What was probably the most disastrous fire in Nebraska during territorial days occurred on the afternoon of Saturday, May 12, 1860, in Nebraska City. At about two o’clock in the afternoon, the alarm was given that Coleman’s butcher shop was on fire. It had been a dry spring, and the wind from the south was blowing a gale. Sparks were carried rapidly by the wind, setting the commercial buildings and houses on fire.
At that time Nebraska City had no firefighting equipment, and there was even a shortage of water. All the buildings on both sides of Main Street for a block and a half were destroyed as well as those north and south along Sixth Street. It was only when the fire reached more scattered buildings that it was stopped. Citizens worked to remove all important papers and records and as much furniture as possible from structures in the fire’s path. It was only with great difficulty that the homes of J. F. Kinney and Robert Hawke, among the finest houses in Nebraska City, were saved.
About thirty-eight buildings were destroyed, some containing several offices. These included two general merchandise stores, two drugstores, the bank, three banking and exchange offices, one large hotel, the post office, the U.S. Land Office, all Otoe County offices, a large hall used as a courtroom and for public meetings, a stove and tinware store, eight attorneys’ offices, one dentist’s office and dwelling, two warehouses, one butcher shop, three saloons, one tenpin alley, one blacksmith’s shop, one wagonmaker’s shop, one livery stable, one barber shop, two boot and shoe shops, one bakery, one carpenter’s shop, and a number of other buildings. Some suspected that the blaze was started by an arsonist, but it was later discovered that a container of smoldering sawdust in Coleman’s butcher shop had been the source.

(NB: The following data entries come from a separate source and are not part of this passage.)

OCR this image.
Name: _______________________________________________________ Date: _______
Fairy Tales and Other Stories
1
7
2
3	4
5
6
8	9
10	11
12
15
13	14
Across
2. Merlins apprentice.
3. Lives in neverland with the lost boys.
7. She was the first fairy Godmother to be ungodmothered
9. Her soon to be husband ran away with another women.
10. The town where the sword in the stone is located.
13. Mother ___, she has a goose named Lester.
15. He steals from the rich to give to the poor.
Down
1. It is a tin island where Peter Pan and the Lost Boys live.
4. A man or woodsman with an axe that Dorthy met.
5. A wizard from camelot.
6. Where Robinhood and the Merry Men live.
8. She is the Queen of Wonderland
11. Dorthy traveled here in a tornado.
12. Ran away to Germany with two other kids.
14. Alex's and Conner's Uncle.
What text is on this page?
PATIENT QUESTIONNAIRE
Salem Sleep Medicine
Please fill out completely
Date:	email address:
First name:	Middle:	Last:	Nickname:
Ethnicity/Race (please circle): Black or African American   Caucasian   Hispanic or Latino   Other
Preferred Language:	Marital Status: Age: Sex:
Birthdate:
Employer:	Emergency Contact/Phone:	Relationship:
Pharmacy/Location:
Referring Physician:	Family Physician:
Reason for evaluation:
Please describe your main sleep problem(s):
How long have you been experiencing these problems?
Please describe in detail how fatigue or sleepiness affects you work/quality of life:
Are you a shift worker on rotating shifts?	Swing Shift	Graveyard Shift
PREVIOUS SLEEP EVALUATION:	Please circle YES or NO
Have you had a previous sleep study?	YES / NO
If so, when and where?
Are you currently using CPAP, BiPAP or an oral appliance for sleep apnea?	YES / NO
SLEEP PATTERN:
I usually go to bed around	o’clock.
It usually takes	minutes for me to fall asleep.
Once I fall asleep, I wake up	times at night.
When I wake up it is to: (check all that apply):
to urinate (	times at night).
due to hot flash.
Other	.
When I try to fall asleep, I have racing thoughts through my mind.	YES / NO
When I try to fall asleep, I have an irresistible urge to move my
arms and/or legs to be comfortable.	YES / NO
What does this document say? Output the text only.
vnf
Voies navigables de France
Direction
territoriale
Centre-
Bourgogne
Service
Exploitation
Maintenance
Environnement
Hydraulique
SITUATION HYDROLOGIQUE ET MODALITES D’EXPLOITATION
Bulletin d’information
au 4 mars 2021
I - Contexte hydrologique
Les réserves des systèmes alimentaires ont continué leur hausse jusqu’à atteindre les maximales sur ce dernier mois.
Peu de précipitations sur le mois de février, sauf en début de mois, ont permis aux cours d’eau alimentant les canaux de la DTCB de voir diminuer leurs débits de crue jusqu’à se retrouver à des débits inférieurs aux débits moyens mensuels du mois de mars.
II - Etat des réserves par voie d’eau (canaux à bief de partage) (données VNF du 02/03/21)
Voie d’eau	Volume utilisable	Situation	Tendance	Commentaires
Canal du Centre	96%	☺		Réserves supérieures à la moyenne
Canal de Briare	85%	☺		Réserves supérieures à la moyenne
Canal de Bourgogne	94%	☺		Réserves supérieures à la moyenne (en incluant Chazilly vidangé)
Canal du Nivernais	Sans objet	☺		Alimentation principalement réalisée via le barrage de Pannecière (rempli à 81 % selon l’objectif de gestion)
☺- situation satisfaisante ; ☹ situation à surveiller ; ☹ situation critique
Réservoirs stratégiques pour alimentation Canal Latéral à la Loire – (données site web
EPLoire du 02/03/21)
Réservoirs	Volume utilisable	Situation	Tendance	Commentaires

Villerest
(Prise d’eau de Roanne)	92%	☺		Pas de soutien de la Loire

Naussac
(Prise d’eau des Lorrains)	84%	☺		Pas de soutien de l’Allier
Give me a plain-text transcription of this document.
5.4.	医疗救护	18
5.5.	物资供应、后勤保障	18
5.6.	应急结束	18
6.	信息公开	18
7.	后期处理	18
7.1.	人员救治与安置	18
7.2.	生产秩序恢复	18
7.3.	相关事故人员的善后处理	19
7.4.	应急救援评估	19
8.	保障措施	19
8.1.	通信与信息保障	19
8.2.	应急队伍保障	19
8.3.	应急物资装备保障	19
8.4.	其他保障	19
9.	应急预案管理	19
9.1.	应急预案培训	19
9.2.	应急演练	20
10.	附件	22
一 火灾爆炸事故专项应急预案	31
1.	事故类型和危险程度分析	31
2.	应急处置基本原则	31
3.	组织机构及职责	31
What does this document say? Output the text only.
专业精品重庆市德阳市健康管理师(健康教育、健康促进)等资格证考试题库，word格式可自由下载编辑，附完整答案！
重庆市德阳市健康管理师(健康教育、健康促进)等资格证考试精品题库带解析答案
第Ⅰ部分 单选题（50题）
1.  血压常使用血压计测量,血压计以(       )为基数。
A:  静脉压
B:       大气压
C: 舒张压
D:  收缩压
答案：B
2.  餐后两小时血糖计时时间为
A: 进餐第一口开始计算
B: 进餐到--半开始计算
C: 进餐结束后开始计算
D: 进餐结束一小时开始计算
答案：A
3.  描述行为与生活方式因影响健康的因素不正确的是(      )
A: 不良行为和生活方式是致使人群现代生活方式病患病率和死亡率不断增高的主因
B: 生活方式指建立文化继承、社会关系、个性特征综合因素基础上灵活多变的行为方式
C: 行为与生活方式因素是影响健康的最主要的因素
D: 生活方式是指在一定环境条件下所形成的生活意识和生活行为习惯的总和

Much of the destroyed property had not been insured. About sixty-two thousand dollars of insurance money was collected to begin rebuilding the town. Nebraska City’s first hook-and-ladder company of volunteer firefighters was organized in 1861, and the decade of the 1860s saw the organization of others. The A. T. Andreas history of Nebraska, published in 1882, credited the fire with inaugurating an era of “renewed energy and activity” in Nebraska City.